The California Supreme Court concluded that meal and rest period premiums must be reported on the employee’s wage statement and paid within the statutory deadline for all wages due upon separation of employment.  The court reasoned that the premiums are not just intended to provide compensation for the missed meal period or rest break, but also “for the work the employee performed during the break period.”  On the issue of pre-judgment interest, the court sided with the employer and agreed that the correct rate is seven percent for pre-judgment interest on meal and rest period premiums. 

In reaching its decision, the court rejected the conclusion of the Court of Appeal that meal period and rest break premiums are a legal remedy rather than a wage for work performed.  The court then attempted to harmonize its seemingly contradictory holding in Kirby v. Immoos Fire Protection, Inc.2 that an action for meal period or rest break premiums is not an “action brought for the nonpayment of wages” for purposes of the attorney’s fees provision in Labor Code § 218.5.  The court reiterated its decision in Kirby that the legal violation triggering a claim for meal period and rest break premiums is the failure to provide the break and not the failure to provide the premium pay. 

Next, the court rejected attempts to limit the type of “wages” that fall within the use of that term in Labor Code § 203 or draw distinctions between the use of the words “pay” and “wages” in the applicable statutory language.  The court was also unpersuaded by arguments that meal and rest period premiums are not “earned” wages because they are not paid for work performed. Similarly, the court determined that the premiums constitute “wages earned” for purposes of the information that must be reported on a wage statement.  The court cited a broad range of examples of other types of pay that are required to be reported on wage statements and rebuffed the employer’s contention that the Labor Code § 226 requirements apply only to wages paid. 

Finally, the court determined that seven percent is the applicable rate of pre-judgment interest for meal period and rest break premiums.  The court cited to Kirby for the proposition that an action for meal period and rest break violations is not an “action brought for the nonpayment of wages” and held the same applies for purposes of the pre-judgment interest provision of Labor Code § 218.6.  Further, the premiums were not considered to be owed due to a breach of contract that would have resulted in the higher 10 percent rate of pre-judgment interest.   

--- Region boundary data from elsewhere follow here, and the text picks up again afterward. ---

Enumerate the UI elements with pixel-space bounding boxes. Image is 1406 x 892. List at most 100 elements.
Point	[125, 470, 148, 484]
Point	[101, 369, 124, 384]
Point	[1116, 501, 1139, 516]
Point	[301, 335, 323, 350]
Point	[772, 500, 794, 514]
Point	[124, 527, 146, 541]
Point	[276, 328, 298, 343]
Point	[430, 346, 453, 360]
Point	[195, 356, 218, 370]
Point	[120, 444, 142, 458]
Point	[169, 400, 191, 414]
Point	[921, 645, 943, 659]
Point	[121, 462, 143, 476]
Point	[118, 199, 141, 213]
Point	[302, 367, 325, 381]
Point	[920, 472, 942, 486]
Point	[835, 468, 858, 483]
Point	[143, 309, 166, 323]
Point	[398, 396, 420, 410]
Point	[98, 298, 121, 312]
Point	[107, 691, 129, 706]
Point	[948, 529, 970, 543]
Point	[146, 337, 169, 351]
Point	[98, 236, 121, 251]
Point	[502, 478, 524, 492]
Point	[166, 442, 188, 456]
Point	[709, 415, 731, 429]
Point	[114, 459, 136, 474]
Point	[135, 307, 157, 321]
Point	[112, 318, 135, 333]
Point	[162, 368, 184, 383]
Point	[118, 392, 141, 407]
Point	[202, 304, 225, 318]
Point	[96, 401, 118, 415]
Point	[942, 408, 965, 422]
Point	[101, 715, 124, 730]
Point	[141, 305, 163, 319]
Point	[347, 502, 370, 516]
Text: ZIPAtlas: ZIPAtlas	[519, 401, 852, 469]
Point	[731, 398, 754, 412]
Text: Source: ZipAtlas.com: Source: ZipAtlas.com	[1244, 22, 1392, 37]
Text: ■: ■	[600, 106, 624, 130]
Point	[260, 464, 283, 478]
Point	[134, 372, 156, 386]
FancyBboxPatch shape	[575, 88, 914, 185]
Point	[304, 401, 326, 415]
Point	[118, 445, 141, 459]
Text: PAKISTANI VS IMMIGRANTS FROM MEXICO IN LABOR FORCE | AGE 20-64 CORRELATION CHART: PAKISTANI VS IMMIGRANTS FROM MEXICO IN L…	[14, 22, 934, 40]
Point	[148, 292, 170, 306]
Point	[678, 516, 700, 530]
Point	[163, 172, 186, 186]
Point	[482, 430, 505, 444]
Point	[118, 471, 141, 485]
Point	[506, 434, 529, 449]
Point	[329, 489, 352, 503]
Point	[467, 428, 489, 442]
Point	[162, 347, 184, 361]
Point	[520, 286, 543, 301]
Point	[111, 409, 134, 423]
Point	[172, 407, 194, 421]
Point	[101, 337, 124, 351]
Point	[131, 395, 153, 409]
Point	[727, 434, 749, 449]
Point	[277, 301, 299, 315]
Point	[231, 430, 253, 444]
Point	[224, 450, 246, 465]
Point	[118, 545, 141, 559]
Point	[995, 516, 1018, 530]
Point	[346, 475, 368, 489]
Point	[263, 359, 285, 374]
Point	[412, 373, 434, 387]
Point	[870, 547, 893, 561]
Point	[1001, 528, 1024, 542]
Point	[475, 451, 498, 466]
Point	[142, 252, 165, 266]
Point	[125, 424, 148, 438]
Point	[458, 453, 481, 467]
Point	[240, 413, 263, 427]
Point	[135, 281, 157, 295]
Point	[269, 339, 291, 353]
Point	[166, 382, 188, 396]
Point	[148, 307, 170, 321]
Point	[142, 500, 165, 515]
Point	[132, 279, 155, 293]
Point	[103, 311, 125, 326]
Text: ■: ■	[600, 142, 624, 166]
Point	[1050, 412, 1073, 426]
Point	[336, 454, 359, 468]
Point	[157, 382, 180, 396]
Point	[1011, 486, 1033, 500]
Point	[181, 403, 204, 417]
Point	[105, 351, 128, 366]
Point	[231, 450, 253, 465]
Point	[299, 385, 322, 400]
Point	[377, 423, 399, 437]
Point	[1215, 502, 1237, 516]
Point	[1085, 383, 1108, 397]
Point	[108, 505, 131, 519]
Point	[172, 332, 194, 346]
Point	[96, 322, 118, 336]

Takeaways for California Employers

This decision significantly increases exposure for meal period and rest break violations, particularly in currently pending and future class actions and PAGA claims.  Employers must be even more vigilant about compliance with California’s meal period and rest break requirements, as well as ensure accurate wage statements include any meal period and rest break penalty information.     


See Footnotes

1 Murphy v. Kenneth Cole Productions, Inc., 40 Cal.4th 1094 (2007).

2 53 Cal.4th 1244 (2012).  

Information contained in this publication is intended for informational purposes only and does not constitute legal advice or opinion, nor is it a substitute for the professional judgment of an attorney.